Between December 17, 2020, and January 12, 2021, 45 men volunteered (median age, 28 years [IQR, 25-31]); follow-up samples were obtained at a median of 75 days (IQR, 70-86) after the second dose. The study ended on April 24, 2021. Baseline samples were obtained after a median abstinence period of 2.8 days (IQR, 2-3) and follow-up samples after a median of 3 days (IQR, 3-4). Of the 45 men, 21 (46.7%) received BNT162b2 and 24 (53.3%) received mRNA-1273. Baseline median sperm concentration and TMSC were 26 million/mL (IQR, 19.5-34) and 36 million (IQR, 18-51), respectively. After the second vaccine dose, the median sperm concentration significantly increased to 30 million/mL (IQR, 21.5-40.5; P = .02) and the median TMSC to 44 million (IQR, 27.5-98; P = .001). Semen volume and sperm motility also significantly increased (Table).

Eight of the 45 men were oligospermic before the vaccine (median concentration, 8.5 million/mL [IQR, 5.1-12]). Of these 8, 7 men had increased sperm concentration to normozoospermic range at follow-up (median concentration, 22 million/mL [IQR, 17-25.5]), and 1 man remained oligospermic. No man became azoospermic after the vaccine.

The waterfall plot shows the within-participant change in TMSC from baseline (range, −22 million to 93 million) for each man (Figure).

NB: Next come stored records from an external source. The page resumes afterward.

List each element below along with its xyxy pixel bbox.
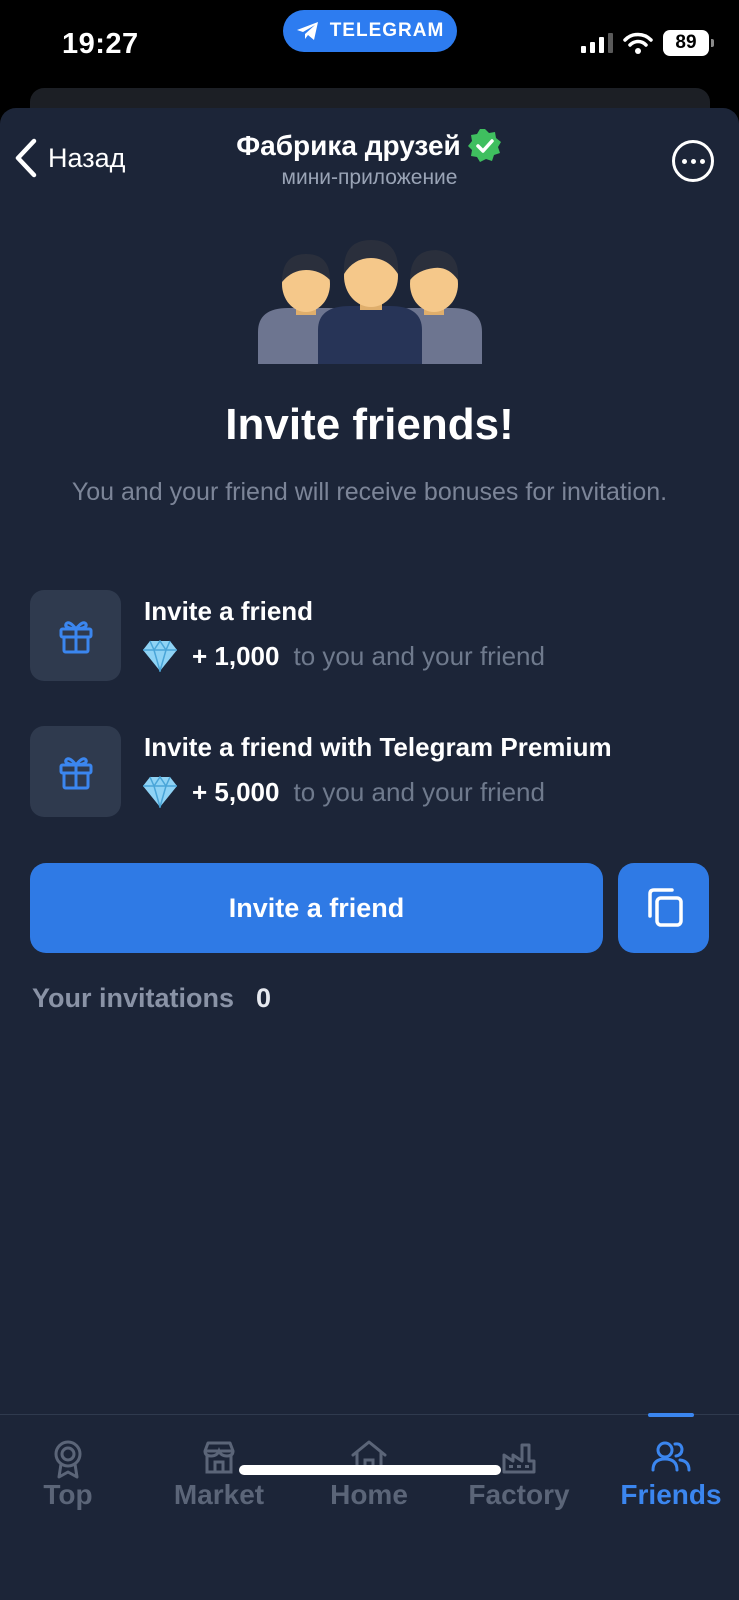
- tab-label: Home: [330, 1479, 408, 1510]
- copy-icon: [647, 888, 683, 927]
- wifi-icon: [623, 32, 653, 54]
- page-subheading: You and your friend will receive bonuses…: [71, 478, 668, 506]
- reward-amount: + 5,000: [192, 776, 280, 807]
- reward-line: + 5,000 to you and your friend: [142, 776, 545, 808]
- app-title: Фабрика друзей: [236, 130, 461, 161]
- tab-top[interactable]: Top: [0, 1415, 142, 1525]
- battery-indicator: 89: [663, 30, 714, 56]
- tab-label: Top: [43, 1479, 93, 1510]
- more-options-button[interactable]: [672, 140, 714, 182]
- tab-label: Market: [173, 1479, 265, 1510]
- more-dot-icon: [681, 158, 687, 164]
- more-dot-icon: [699, 158, 705, 164]
- more-dot-icon: [690, 158, 696, 164]
- app-subtitle: мини-приложение: [281, 166, 458, 189]
- invitations-summary: Your invitations 0: [32, 983, 271, 1014]
- reward-amount: + 1,000: [192, 640, 280, 671]
- mini-app-sheet: Назад Фабрика друзей мини-приложение Inv…: [0, 108, 739, 1600]
- telegram-pill[interactable]: TELEGRAM: [283, 10, 457, 52]
- reward-item-premium: Invite a friend with Telegram Premium + …: [30, 726, 710, 818]
- cellular-signal-icon: [581, 33, 613, 53]
- telegram-icon: [296, 22, 318, 40]
- reward-icon-box: [30, 590, 121, 681]
- status-indicators: 89: [581, 30, 714, 56]
- medal-icon: [54, 1440, 82, 1479]
- status-time: 19:27: [62, 28, 139, 60]
- verified-badge-icon: [467, 129, 501, 162]
- gift-icon: [59, 756, 92, 789]
- copy-link-button[interactable]: [618, 863, 709, 953]
- header: Назад Фабрика друзей мини-приложение: [0, 108, 739, 208]
- reward-line: + 1,000 to you and your friend: [142, 640, 545, 672]
- gift-icon: [59, 620, 92, 653]
- title-block: Фабрика друзей мини-приложение: [0, 128, 739, 190]
- factory-icon: [502, 1443, 536, 1474]
- bottom-tab-bar: Top Market Home Factory Friends: [0, 1413, 739, 1600]
- tab-friends[interactable]: Friends: [597, 1415, 739, 1525]
- tab-label: Friends: [620, 1479, 722, 1510]
- invite-friend-button[interactable]: Invite a friend: [30, 863, 603, 953]
- reward-icon-box: [30, 726, 121, 817]
- status-bar: 19:27 TELEGRAM 89: [0, 0, 739, 90]
- invitations-count: 0: [256, 983, 272, 1013]
- store-icon: [203, 1441, 235, 1474]
- diamond-icon: [143, 776, 177, 808]
- reward-suffix: to you and your friend: [293, 640, 545, 671]
- reward-suffix: to you and your friend: [293, 776, 545, 807]
- reward-title: Invite a friend with Telegram Premium: [144, 732, 612, 762]
- friends-illustration: [258, 240, 482, 364]
- tab-label: Factory: [468, 1479, 570, 1510]
- page-heading: Invite friends!: [225, 400, 514, 449]
- reward-title: Invite a friend: [144, 596, 314, 626]
- home-indicator[interactable]: [239, 1465, 501, 1475]
- invitations-label: Your invitations: [32, 983, 235, 1013]
- diamond-icon: [143, 640, 177, 672]
- reward-item-invite: Invite a friend + 1,000 to you and your …: [30, 590, 710, 682]
- telegram-pill-label: TELEGRAM: [329, 20, 445, 41]
- friends-icon: [651, 1441, 691, 1472]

In this study of sperm parameters before and after 2 doses of a COVID-19 mRNA vaccine, there were no significant decreases in any sperm parameter among this small cohort of healthy men. Because the vaccines contain mRNA and not the live virus, it is unlikely that the vaccine would affect sperm parameters. While these results showed statistically significant increases in all sperm parameters, the magnitude of change is within normal individual variation and may be influenced by regression to the mean.5 Additionally, the increase may be due to the increased abstinence time before the second sample. Men with oligospermia did not experience further decline.

The limitations of the study include the small number of men enrolled; limited generalizability beyond young, healthy men; short follow-up; and lack of a control group. In addition, while semen analysis is the foundation of male fertility evaluation, it is an imperfect predictor of fertility potential. Despite this, the study’s time frame encompasses the full life cycle of sperm.